Nine new lawsuits have been filed since Hill’s conviction by a federal jury in October, for violating the civil rights of six detainees by strapping them in restraint chairs as punishment.

The litigation, filed in U.S. District Court in Atlanta, accuses Hill and jailers of cruel and unusual punishment, mental anguish, false arrest and use of a restraint chair in one case. Also named in the various suits are Clayton County Commission Chairman Jeff Turner, Clayton County Police Chief Kevin Roberts and Clayton County Interim Sheriff Levon Allen.

The lawsuits come as Clayton County voters will elect a new sheriff in a special election March 21. A candidate forum will be held Tuesday night at the Tabernacle of Praise Church International in Jonesboro.

Hill’s attorney, Drew Findling, could not be immediately reached for comment on the new suits. The Clayton County Sheriff’s Office also could not be reached.

In a lawsuit filed Jan. 24, LaShaundra Partee alleged that she was put in a “suicide watch” cell after she was hurt by officers after she arrived. The suit says she showed no signs of intending to harm herself. The cell was unclean, with feces and urine on the floor because of a toilet that wasn’t working, according to the suit.

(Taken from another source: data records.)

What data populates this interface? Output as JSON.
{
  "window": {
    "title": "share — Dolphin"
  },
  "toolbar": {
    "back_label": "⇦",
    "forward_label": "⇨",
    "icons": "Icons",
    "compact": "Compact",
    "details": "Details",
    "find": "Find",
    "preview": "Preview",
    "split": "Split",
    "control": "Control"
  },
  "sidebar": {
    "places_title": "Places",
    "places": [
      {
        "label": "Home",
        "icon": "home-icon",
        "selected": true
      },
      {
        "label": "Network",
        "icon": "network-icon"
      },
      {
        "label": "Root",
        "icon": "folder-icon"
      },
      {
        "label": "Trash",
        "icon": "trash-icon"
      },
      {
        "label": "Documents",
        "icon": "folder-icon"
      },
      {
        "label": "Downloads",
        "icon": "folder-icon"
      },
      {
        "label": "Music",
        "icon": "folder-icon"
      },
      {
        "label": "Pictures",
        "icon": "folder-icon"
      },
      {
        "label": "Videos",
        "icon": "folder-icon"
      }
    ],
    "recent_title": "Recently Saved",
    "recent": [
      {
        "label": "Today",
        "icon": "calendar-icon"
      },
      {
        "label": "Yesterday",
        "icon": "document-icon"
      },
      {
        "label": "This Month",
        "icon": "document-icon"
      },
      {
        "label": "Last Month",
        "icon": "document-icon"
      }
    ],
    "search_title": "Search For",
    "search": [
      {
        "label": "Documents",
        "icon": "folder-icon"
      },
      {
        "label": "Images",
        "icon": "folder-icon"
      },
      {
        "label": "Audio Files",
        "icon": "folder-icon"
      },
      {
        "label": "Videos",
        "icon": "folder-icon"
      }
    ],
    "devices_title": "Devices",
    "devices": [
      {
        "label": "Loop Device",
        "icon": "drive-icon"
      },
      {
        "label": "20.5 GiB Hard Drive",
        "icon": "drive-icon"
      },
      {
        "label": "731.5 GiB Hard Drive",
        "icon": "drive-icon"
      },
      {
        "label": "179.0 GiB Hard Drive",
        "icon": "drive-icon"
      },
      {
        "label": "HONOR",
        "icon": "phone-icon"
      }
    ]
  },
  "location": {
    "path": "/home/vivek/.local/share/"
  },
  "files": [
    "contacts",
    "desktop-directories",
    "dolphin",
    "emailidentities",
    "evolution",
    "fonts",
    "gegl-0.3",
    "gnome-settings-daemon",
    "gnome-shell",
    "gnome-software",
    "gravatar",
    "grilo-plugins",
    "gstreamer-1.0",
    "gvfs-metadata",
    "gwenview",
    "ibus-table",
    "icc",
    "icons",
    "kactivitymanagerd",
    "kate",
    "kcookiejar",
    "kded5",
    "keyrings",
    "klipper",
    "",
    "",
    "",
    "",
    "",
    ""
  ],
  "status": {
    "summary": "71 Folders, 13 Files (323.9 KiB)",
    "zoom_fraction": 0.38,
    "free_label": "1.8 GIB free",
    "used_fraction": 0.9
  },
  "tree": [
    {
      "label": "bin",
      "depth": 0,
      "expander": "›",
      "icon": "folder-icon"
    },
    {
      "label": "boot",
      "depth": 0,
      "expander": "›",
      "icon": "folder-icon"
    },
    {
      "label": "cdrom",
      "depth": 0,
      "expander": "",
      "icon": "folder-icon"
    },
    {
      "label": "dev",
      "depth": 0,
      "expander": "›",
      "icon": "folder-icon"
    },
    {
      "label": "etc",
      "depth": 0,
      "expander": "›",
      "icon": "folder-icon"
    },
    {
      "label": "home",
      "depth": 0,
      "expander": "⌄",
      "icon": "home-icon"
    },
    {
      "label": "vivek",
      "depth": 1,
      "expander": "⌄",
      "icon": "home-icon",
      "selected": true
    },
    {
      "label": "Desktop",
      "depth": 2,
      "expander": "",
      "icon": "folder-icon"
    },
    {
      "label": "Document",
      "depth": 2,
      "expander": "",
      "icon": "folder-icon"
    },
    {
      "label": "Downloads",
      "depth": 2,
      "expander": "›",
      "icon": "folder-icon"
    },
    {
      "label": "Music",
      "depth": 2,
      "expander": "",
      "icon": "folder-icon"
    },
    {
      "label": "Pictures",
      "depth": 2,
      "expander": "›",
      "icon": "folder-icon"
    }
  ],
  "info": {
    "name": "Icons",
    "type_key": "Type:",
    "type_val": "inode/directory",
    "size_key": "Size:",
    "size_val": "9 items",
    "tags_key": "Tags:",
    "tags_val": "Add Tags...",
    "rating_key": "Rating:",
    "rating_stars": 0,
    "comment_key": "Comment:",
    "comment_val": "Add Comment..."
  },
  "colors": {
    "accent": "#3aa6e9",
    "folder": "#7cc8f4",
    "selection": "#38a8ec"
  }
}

Partee, who had been arrested earlier that day on allegations of DUI and following a vehicle too closely, also alleged that despite her pleas, she had urinated on herself after being arrested because she was forced to sit in the back of a Clayton squad car for two hours.

“They gave her a thin mat to lie on the floor among feces and urine,” Partee’s attorney Michael Russ Jr. said on Monday of her time in the “suicide watch” cell. “I think anyone could imagine that nothing like that should take place in any jail, or prison for that matter.”

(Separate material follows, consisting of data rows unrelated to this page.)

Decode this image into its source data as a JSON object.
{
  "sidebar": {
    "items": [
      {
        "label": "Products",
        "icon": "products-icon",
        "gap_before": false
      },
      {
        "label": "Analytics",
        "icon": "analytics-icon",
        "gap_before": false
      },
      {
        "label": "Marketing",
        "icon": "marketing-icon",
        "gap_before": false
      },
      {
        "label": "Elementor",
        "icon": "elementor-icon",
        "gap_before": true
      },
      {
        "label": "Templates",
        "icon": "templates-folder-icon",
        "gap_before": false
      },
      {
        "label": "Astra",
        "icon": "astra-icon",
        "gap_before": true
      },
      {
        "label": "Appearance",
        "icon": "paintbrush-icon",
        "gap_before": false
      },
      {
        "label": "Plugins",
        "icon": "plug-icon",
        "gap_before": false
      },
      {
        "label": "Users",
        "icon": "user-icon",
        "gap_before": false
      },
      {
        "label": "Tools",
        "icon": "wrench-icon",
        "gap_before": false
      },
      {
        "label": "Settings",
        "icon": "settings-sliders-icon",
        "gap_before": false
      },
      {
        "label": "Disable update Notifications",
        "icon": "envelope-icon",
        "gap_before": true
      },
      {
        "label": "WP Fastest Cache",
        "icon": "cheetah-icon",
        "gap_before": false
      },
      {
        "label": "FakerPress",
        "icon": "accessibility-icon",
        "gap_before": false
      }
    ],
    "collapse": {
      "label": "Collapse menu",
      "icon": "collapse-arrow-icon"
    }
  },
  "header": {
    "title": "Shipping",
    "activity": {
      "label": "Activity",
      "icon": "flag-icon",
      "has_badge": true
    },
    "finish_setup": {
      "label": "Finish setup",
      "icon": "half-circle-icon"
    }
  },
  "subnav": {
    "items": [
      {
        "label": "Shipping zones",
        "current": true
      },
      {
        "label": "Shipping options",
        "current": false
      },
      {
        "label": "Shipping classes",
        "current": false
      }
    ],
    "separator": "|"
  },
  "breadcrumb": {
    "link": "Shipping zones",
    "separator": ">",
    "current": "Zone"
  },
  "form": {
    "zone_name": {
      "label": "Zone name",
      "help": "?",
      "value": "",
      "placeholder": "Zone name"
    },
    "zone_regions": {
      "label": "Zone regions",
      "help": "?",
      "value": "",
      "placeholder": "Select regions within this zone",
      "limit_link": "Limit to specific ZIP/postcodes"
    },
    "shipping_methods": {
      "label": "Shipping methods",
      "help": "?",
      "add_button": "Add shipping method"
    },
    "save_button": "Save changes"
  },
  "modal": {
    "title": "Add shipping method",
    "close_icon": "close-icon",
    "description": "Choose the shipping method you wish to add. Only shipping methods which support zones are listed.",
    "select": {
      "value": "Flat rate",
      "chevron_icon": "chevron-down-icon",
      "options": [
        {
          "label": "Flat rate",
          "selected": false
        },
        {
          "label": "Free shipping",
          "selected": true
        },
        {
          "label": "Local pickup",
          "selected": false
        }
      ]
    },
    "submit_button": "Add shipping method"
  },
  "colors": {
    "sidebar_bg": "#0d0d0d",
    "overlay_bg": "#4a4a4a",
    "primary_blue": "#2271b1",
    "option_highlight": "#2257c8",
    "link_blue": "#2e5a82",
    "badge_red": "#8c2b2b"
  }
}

Clayton is not alone in allegations of unsanitary facility conditions. The DeKalb County Jail in 2019 was accused of backed-up toilets, moldy food and sewage leaks. The Fulton County Jail late last year was accused of not doing enough to prevent lice and scabies among some detainees.

But the Southern Center for Human Rights and the ACLU of Georgia seemed to indicate in a news release that Clayton in particular had work to do in keeping the facility sanitary. In a November announcement during which the two groups said they had dismissed their 2020 lawsuit against Clayton County for not better protecting detainees against COVID-19, they said detainees still lived in “filthy, inhumane conditions.”

“While this COVID-19 case is being dismissed, the squalid, dangerous, and inhumane conditions at CCJ remain,” ACLU of Georgia attorney Andrés López-Delgado said of the Clayton jail. “People incarcerated at CCJ continue to be housed in a filthy and cruel environment and continue to be at serious risk of harm. They and the communities from which they come — and to which they will return — remain threatened until the jail reckons with its practices and drastically reforms its conditions.”

Other lawsuits against the jail include accusations by Jermaine Marignay, who said in his Dec. 19 lawsuit that he felt suicidal because of the conditions of the facility. He claimed there was no running water in his cell and that the toilet did not flush.

“Moving my bowels and urinating is a basic human right,” Marignay’s lawsuit says. “It’s not a privilege. There is no way inmates should be denied that.”

In a lawsuit filed Dec. 5, Victor Leary alleged he too was housed in a cell with no running toilet and that he “urinated and soiled his jumpsuit on more than one occasion after being repeatedly denied the ability to use the bathroom.”

Terry Norris, executive director of the Georgia Sheriff’s Association, said he was last in the Clayton jail about nine years ago and found the facility to be spotless. He wonders if the issues, if true, are related to its age and overuse.

“The conditions do rapidly go down” as they age, he said. “If you think about the usage of jails, the number of people in and out of jails, it’s not uncommon for them to become dilapidated and have to be patched together.”

However, he said all jail operators have to be laser-focused on keeping conditions sanitary.

“If you’re hearing those things about feces on the floor and all that,” he said, “that’s unsanitary and unacceptable.”